There are evident gender disparities in cardiovascular diseases in India. A gender bias study led by Dr. Prafulla Kerkar says, “This could be related to the greater importance of the society to men's health such as a tendency to preferentially spend resources on men's health care who are usually the sole source of household income”. Such misogynistic narratives have become a dangerous threat to women’s health across the country. While it’s worse for women in rural regions, where stigma inhibits discourse and action on sexual and menstrual health, women in urban areas aren’t as educated as they should be either. This is partly due to lack of information but mostly because of patriarchal precedence to undermine their struggles because of their gender.
Apart from physical well-being, the toll women’s reproductive systems take on their mental health is also ignored. There are no support groups for women going through menopause. While women anticipate freedom from this monthly torture with excitement, society devalues a woman that cannot bear a child anymore. The trans community faces a whole other aspect of aggressions where their femininity is questioned. Our decisions to not go through pregnancy are ignored and undermined, and the effects of the relentless menstrual cycle on our mental health are misunderstood and made fun of.
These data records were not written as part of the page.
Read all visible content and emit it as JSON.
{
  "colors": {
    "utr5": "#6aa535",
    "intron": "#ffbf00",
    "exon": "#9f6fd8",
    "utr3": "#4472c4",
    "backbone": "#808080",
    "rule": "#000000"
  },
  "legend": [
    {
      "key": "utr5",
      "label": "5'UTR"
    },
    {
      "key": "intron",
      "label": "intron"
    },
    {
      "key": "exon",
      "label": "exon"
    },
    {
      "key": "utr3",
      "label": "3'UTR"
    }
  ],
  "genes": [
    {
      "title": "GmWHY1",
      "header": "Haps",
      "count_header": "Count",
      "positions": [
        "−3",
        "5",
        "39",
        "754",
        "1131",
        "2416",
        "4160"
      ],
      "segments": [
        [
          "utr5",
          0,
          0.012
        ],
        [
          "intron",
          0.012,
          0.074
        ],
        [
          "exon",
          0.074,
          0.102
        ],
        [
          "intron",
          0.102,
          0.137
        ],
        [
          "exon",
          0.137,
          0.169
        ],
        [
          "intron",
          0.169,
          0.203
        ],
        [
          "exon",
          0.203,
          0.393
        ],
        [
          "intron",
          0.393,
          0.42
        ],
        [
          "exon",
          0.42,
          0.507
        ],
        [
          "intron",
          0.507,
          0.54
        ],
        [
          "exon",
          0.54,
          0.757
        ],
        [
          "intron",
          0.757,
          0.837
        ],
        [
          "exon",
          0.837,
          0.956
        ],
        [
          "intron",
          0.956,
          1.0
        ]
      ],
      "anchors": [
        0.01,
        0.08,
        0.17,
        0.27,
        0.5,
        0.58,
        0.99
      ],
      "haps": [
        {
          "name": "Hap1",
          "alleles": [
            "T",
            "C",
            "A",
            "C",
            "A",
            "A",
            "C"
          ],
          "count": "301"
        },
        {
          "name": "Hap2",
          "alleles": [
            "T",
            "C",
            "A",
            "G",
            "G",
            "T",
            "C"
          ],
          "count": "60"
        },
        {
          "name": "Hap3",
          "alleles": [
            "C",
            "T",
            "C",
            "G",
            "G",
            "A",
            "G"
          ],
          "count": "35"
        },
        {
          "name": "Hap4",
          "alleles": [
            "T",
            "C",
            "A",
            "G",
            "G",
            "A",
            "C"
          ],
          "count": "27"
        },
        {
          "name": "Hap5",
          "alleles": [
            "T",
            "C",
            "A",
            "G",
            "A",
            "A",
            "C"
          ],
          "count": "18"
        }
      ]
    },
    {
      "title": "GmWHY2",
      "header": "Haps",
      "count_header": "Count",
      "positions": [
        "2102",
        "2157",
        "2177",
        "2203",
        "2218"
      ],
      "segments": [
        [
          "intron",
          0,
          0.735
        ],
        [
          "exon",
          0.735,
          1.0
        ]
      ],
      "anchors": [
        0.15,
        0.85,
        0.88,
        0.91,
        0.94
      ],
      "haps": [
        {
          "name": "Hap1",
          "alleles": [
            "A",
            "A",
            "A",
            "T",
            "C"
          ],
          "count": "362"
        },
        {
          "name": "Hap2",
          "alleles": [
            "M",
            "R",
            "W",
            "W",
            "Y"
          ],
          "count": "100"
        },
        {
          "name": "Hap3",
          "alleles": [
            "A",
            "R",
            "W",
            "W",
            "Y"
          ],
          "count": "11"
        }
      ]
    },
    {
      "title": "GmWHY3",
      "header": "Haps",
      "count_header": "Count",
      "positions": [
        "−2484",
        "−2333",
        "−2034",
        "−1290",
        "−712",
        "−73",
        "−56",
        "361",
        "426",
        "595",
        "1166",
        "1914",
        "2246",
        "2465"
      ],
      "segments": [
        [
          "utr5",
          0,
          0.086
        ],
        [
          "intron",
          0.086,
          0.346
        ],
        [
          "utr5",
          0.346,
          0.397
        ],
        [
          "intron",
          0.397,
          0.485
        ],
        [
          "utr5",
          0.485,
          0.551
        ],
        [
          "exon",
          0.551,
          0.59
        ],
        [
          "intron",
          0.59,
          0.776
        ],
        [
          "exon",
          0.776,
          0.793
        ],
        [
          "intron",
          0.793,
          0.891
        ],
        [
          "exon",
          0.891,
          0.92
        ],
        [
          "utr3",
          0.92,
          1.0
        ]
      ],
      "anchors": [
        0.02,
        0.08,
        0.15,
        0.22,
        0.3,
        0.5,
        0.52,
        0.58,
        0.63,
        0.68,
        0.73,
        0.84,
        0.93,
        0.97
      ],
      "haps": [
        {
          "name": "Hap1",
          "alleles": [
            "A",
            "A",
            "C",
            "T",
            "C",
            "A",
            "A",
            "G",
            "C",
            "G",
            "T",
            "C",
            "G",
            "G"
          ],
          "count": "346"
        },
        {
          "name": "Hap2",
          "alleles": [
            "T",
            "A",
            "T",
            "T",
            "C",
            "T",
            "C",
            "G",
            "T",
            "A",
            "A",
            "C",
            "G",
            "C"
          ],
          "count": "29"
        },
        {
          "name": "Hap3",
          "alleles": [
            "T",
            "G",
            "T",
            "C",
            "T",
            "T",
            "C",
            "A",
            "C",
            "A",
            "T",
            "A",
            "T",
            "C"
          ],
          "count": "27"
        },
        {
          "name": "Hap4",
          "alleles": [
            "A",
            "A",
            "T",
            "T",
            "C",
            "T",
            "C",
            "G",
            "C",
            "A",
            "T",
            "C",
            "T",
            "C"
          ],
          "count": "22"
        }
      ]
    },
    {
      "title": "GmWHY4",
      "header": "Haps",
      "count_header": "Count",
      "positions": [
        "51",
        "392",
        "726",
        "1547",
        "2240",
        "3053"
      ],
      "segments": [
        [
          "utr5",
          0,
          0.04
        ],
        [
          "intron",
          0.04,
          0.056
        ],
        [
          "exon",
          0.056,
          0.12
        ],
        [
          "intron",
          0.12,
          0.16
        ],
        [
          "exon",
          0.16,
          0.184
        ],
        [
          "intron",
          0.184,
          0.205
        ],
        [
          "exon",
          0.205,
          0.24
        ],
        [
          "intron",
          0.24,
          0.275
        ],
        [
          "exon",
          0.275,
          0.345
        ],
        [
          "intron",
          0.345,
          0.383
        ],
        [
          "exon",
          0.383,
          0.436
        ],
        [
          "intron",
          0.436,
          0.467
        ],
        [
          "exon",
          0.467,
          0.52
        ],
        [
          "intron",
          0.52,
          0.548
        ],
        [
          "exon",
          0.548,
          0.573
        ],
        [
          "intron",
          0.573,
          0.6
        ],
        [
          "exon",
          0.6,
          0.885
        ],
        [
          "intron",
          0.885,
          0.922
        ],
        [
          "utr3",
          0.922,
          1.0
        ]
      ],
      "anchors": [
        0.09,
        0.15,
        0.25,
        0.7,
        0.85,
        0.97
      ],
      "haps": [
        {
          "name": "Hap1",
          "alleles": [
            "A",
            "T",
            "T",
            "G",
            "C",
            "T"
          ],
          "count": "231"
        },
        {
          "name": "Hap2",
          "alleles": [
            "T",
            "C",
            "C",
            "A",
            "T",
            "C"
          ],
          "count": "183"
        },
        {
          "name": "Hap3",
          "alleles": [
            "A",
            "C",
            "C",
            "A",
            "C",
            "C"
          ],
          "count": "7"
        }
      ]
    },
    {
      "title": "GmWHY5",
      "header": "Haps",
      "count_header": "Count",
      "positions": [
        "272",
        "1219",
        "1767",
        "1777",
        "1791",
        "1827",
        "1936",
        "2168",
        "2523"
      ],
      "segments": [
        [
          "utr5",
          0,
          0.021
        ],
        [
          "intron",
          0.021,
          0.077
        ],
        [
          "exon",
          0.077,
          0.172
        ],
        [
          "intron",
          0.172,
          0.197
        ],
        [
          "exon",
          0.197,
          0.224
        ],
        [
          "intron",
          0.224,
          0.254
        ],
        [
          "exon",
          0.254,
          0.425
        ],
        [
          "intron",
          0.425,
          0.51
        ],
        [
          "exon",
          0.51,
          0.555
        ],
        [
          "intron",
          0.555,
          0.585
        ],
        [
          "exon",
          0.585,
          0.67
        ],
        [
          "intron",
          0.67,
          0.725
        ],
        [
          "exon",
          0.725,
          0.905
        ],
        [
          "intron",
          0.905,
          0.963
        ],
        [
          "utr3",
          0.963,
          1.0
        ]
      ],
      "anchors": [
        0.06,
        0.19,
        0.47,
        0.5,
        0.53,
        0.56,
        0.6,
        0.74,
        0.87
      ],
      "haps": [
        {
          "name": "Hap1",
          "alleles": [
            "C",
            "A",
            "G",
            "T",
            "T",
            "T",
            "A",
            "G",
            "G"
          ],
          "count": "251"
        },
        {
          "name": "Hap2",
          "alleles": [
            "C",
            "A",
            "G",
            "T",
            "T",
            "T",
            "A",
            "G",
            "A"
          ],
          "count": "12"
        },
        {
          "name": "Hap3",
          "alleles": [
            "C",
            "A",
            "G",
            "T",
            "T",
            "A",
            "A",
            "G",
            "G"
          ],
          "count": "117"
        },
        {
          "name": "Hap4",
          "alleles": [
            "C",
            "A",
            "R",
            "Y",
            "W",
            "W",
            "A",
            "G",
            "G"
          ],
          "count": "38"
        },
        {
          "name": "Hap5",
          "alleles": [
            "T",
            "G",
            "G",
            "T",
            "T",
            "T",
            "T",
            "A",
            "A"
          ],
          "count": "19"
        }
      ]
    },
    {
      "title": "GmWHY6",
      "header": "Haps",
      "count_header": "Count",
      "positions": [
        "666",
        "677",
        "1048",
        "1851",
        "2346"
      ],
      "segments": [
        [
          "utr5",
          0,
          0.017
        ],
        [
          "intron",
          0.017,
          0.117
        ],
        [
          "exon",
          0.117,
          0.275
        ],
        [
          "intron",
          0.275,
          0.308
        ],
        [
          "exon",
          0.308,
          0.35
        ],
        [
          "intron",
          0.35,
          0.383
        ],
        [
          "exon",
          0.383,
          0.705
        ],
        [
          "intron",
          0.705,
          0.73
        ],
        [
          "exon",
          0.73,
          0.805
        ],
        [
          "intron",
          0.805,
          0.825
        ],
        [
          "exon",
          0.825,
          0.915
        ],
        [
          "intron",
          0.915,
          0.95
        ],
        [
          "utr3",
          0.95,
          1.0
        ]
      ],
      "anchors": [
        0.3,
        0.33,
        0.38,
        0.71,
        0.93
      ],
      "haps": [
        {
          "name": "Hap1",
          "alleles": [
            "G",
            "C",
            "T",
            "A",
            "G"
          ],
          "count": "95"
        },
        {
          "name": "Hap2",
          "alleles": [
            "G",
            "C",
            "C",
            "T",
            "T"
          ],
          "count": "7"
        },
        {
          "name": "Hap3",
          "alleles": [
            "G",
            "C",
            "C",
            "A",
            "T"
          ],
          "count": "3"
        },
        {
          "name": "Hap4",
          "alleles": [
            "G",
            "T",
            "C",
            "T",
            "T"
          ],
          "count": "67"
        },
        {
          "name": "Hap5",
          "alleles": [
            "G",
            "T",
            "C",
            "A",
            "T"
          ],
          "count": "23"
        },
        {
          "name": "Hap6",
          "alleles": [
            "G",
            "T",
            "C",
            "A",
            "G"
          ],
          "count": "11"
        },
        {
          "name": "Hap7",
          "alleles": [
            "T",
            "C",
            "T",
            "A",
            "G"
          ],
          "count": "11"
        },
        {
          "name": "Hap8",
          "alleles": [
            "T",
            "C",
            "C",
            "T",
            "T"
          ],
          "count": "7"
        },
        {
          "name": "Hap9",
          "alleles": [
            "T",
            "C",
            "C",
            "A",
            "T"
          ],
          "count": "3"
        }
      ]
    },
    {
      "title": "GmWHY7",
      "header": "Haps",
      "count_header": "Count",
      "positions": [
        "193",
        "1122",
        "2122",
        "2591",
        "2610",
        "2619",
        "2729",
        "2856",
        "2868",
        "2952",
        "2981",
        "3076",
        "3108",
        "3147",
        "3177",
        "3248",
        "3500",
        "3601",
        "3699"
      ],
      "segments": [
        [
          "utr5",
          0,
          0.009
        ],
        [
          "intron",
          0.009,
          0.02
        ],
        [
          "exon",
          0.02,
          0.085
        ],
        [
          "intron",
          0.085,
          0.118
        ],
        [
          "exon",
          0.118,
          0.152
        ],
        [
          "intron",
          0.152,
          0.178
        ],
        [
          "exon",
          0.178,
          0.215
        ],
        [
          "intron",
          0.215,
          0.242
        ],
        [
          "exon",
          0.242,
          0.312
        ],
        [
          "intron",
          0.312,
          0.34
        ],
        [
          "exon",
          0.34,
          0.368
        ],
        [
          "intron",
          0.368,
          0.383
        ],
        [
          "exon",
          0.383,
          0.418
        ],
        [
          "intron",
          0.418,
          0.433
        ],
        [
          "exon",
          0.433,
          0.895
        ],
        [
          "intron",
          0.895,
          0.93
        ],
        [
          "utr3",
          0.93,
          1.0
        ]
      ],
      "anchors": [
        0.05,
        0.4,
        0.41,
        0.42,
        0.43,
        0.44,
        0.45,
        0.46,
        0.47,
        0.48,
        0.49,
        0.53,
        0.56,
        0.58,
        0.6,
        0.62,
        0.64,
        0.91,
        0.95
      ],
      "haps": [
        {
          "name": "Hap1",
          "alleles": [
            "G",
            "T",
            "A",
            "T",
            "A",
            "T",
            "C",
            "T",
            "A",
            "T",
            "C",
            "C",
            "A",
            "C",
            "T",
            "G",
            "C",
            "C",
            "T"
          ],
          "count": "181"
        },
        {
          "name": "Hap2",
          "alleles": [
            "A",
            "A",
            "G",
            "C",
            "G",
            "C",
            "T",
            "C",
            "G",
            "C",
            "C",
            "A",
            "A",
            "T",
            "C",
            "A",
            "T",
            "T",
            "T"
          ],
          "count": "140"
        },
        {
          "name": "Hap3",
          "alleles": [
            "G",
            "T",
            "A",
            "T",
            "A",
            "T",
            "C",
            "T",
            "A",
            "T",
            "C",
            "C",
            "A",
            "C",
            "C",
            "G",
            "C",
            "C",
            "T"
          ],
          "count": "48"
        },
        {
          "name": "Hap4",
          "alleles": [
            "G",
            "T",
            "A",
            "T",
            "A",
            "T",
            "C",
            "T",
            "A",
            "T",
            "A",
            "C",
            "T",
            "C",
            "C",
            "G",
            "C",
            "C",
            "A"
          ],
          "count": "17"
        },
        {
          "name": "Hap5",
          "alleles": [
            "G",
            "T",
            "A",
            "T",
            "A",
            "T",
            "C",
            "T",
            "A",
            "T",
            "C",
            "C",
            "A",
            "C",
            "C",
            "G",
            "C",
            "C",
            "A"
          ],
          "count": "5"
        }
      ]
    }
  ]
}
It reflects in ignorant questions women are asked like “Is it that time of the month?” Although menstrual cycles are an annoying and stressful period of the month for a woman, this is not when we go through the hormonal mood swings men joke about. PMS literally means Pre-menstrual Syndrome. The fatigue, food cravings, tender breasts and mood swings happen weeks before the bleeding starts. Women know this. In our lowest times, we wonder if our lives are really that bad or if Aunt Flo is about to arrive. It has always vexed me how men miss such an obvious detail evident in the name of the condition itself.
At my physical a few years ago, I was denied a pap smear by a woman at the reception of my doctor's office. I still find it absurd. She told me pap smears are for married women only. Her ignorance caught me by surprise. A part of me wanted to be crude and inform her of my highly active sex life but I chose to walk away. I haven’t had a pap smear since, or rather, ever.
Women are really the brunt of everything; shame that makes us uncomfortable in talking about our sexual health and outright dismissal when we do. Our pain is ignored and used as a weapon against us. A typically Brown notion that I find highly misogynistic is that women are strong. Not because of our wills or ambitions, but just on the basis of our ability and expectation to shut up and endure suffering. The misdiagnoses and misinformation about our health symptoms are linked to our emotional state which would never happen for a man. The system we depend on is biased and untrained to actually help us. It’s diseased with misogyny and the only antidote is equality. When feminists protest for fair-pay and more opportunities for women, this is what we fight for; to disintegrate misogynistic beliefs and to allow women to hold professional spaces in medicine and healthcare so that our issues are finally understood and addressed.